In his report to the delegates attending the annual meeting in Honolulu on Friday and Saturday, Kahu Schmidt wrote the following on his work and his first few months “on-the-job”: “Each day presents opportunities to serve God, to grow in faith, and to be present . . . we seek to be the hands and feet of Jesus Christ in our world.”

His words reflect the thoughts shared by St. Teresa of Avila in the 15th century. Teresa was born in 1515 in Spain. She died in 1582.

She entered a Carmelite convent when she was eighteen, and later earned a reputation as a mystic, reformer and writer who experienced divine visions. She founded a convent, and wrote the book The Way of Perfection for the nuns of the order.

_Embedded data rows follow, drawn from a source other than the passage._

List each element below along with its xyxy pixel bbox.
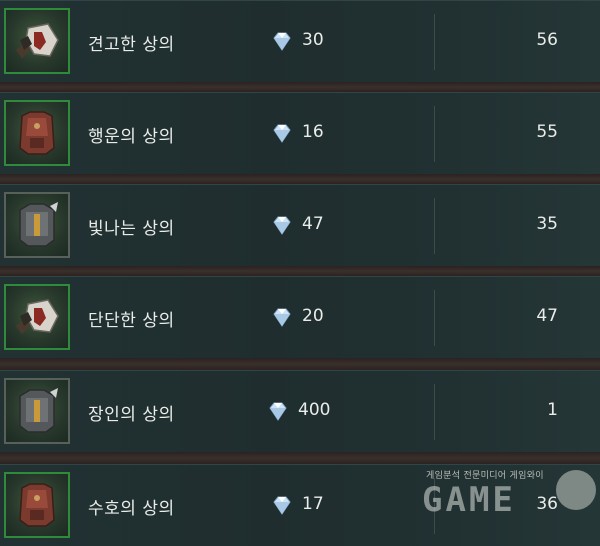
lucky-top-icon [4, 100, 70, 166]
item-name: 단단한 상의 [88, 311, 175, 331]
price-value: 400 [298, 400, 331, 420]
price-value: 47 [302, 214, 324, 234]
row-separator [0, 82, 600, 92]
sturdy-top-icon [4, 8, 70, 74]
price-value: 17 [302, 494, 324, 514]
row-separator [0, 358, 600, 370]
watermark-logo: GAME [422, 480, 516, 520]
list-item[interactable]: 행운의 상의 16 55 [0, 92, 600, 174]
price-value: 20 [302, 306, 324, 326]
diamond-icon [269, 402, 287, 421]
diamond-icon [273, 32, 291, 51]
diamond-icon [273, 216, 291, 235]
item-name: 수호의 상의 [88, 499, 175, 519]
list-item[interactable]: 빛나는 상의 47 35 [0, 184, 600, 266]
item-name: 장인의 상의 [88, 405, 175, 425]
watermark: 게임분석 전문미디어 게임와이 GAME [422, 468, 598, 530]
price-value: 30 [302, 30, 324, 50]
watermark-circle [556, 470, 596, 510]
shining-top-icon [4, 192, 70, 258]
diamond-icon [273, 308, 291, 327]
column-divider [434, 14, 435, 70]
row-separator [0, 452, 600, 464]
item-name: 견고한 상의 [88, 35, 175, 55]
item-name: 빛나는 상의 [88, 219, 175, 239]
item-count: 55 [536, 122, 558, 142]
item-name: 행운의 상의 [88, 127, 175, 147]
item-count: 56 [536, 30, 558, 50]
list-item[interactable]: 견고한 상의 30 56 [0, 0, 600, 82]
column-divider [434, 384, 435, 440]
solid-top-icon [4, 284, 70, 350]
column-divider [434, 290, 435, 346]
column-divider [434, 106, 435, 162]
price-value: 16 [302, 122, 324, 142]
list-item[interactable]: 장인의 상의 400 1 [0, 370, 600, 452]
item-list: 견고한 상의 30 56 행운의 상의 16 55 빛나는 상의 47 35 단… [0, 0, 600, 546]
item-count: 1 [547, 400, 558, 420]
column-divider [434, 198, 435, 254]
guardian-top-icon [4, 472, 70, 538]
row-separator [0, 266, 600, 276]
diamond-icon [273, 496, 291, 515]
diamond-icon [273, 124, 291, 143]
row-separator [0, 174, 600, 184]
item-count: 35 [536, 214, 558, 234]
artisan-top-icon [4, 378, 70, 444]
item-count: 47 [536, 306, 558, 326]
list-item[interactable]: 단단한 상의 20 47 [0, 276, 600, 358]
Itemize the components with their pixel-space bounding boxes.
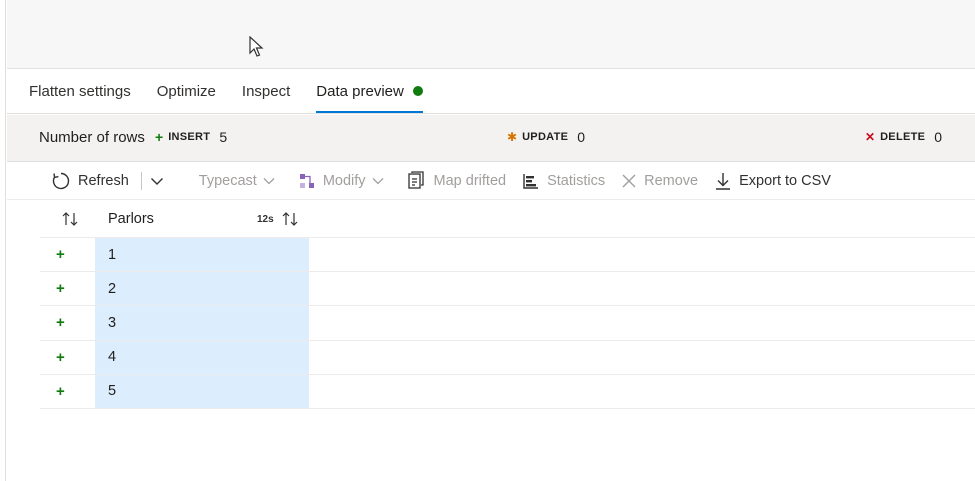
asterisk-icon: ✱ <box>507 130 518 144</box>
canvas-area[interactable] <box>7 0 975 69</box>
left-frame-border <box>0 0 6 481</box>
row-summary: Number of rows + INSERT 5 ✱ UPDATE 0 ✕ D… <box>7 115 975 162</box>
modify-icon <box>299 174 314 188</box>
insert-label: INSERT <box>168 131 211 143</box>
statistics-icon <box>523 174 539 189</box>
remove-button[interactable]: Remove <box>621 173 698 189</box>
column-type-badge: 12s <box>257 214 274 225</box>
plus-icon: + <box>155 129 164 145</box>
sort-icon[interactable] <box>282 212 298 226</box>
data-grid: Parlors 12s + 1 + 2 + 3 + 4 + 5 <box>40 201 975 409</box>
map-drifted-label: Map drifted <box>433 173 507 189</box>
insert-marker: + <box>56 348 65 366</box>
tab-label: Data preview <box>316 82 404 100</box>
table-cell[interactable]: 2 <box>95 272 309 306</box>
refresh-label: Refresh <box>78 173 129 189</box>
update-label: UPDATE <box>522 131 569 143</box>
toolbar-separator <box>140 172 142 190</box>
insert-marker: + <box>56 246 65 263</box>
table-cell[interactable]: 4 <box>95 340 309 374</box>
insert-marker: + <box>56 280 65 298</box>
table-row[interactable]: + 5 <box>40 374 975 409</box>
tab-flatten-settings[interactable]: Flatten settings <box>29 69 131 113</box>
table-cell[interactable]: 3 <box>95 306 309 340</box>
typecast-label: Typecast <box>198 173 257 189</box>
delete-stat: ✕ DELETE 0 <box>865 129 942 145</box>
export-csv-label: Export to CSV <box>739 173 831 189</box>
modify-label: Modify <box>322 173 366 189</box>
cell-value: 4 <box>108 349 117 366</box>
chevron-down-icon <box>263 178 275 185</box>
tab-label: Flatten settings <box>29 82 131 100</box>
tab-optimize[interactable]: Optimize <box>157 69 216 113</box>
column-header-parlors[interactable]: Parlors <box>108 211 154 227</box>
refresh-options-button[interactable] <box>150 174 171 188</box>
cell-value: 3 <box>108 314 117 331</box>
refresh-icon <box>52 172 70 190</box>
table-row[interactable]: + 2 <box>40 272 975 307</box>
status-dot <box>412 86 423 96</box>
delete-count: 0 <box>934 129 943 145</box>
table-cell[interactable]: 5 <box>95 374 309 408</box>
tab-data-preview[interactable]: Data preview <box>316 69 423 113</box>
tab-bar: Flatten settings Optimize Inspect Data p… <box>7 70 975 114</box>
remove-label: Remove <box>644 173 699 189</box>
table-row[interactable]: + 1 <box>40 238 975 273</box>
table-cell[interactable]: 1 <box>95 238 309 272</box>
table-row[interactable]: + 3 <box>40 306 975 341</box>
update-stat: ✱ UPDATE 0 <box>507 129 585 145</box>
insert-count: 5 <box>219 129 228 145</box>
insert-marker: + <box>56 382 65 400</box>
grid-header: Parlors 12s <box>40 201 975 238</box>
tab-label: Inspect <box>241 82 291 100</box>
delete-label: DELETE <box>880 131 926 143</box>
modify-button[interactable]: Modify <box>298 172 391 190</box>
cell-value: 5 <box>108 383 117 400</box>
refresh-button[interactable]: Refresh <box>51 171 129 191</box>
x-icon: ✕ <box>865 130 876 144</box>
cursor-icon <box>249 36 264 57</box>
export-csv-button[interactable]: Export to CSV <box>714 171 831 191</box>
preview-toolbar: Refresh Typecast Modify Map drifted Stat… <box>7 163 975 200</box>
statistics-label: Statistics <box>547 173 606 189</box>
statistics-button[interactable]: Statistics <box>522 172 605 190</box>
map-drifted-button[interactable]: Map drifted <box>407 171 507 191</box>
tab-label: Optimize <box>156 82 216 100</box>
chevron-down-icon <box>372 178 383 185</box>
tab-inspect[interactable]: Inspect <box>242 69 290 113</box>
table-row[interactable]: + 4 <box>40 340 975 375</box>
typecast-button[interactable]: Typecast <box>199 173 282 189</box>
map-drifted-icon <box>407 171 424 189</box>
chevron-down-icon <box>150 178 163 185</box>
remove-icon <box>622 174 636 188</box>
rows-label: Number of rows <box>39 129 145 146</box>
update-count: 0 <box>577 129 586 145</box>
sort-icon[interactable] <box>62 212 78 226</box>
download-icon <box>716 173 731 190</box>
cell-value: 1 <box>108 246 117 263</box>
cell-value: 2 <box>108 280 117 297</box>
insert-marker: + <box>56 314 65 332</box>
insert-stat: + INSERT 5 <box>155 129 227 145</box>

She was very aware that every Christian has a role to play in making Christ present in the world. Among the prayers attributed to her is the following:

Christ has no body now but yours,
       No hands, no feet on earth but yours.
       Yours are the eyes with which he looks
       (with) compassion on this world.
       Yours are the feet
       with which he walks to do good.
       Christ has no body now on earth but yours.
       Yours are the hands
       with which he blesses all the world.
       Yours are the hands,
       yours are the feet.
       Yours are the eyes,
       you are his body.
       Christ has no body now but yours.
       No hands, no feet on earth but yours.
       Yours are the eyes through which he looks
       (with) compassion on this world.

We are the Body of Christ. We are the church and it is the Spirit that gives life and breath to our lives and to our churches. So Happy Birthday to the church here in Mākena and in every corner of the world - and a very Hauʻoli lā hānau to Kennedy James Kinohiokalā Yap, son of Riley Kanoa Yap and Acacia Vandaele of Maui.

Mahalo Ke Akua. Thanks be to God. Amen.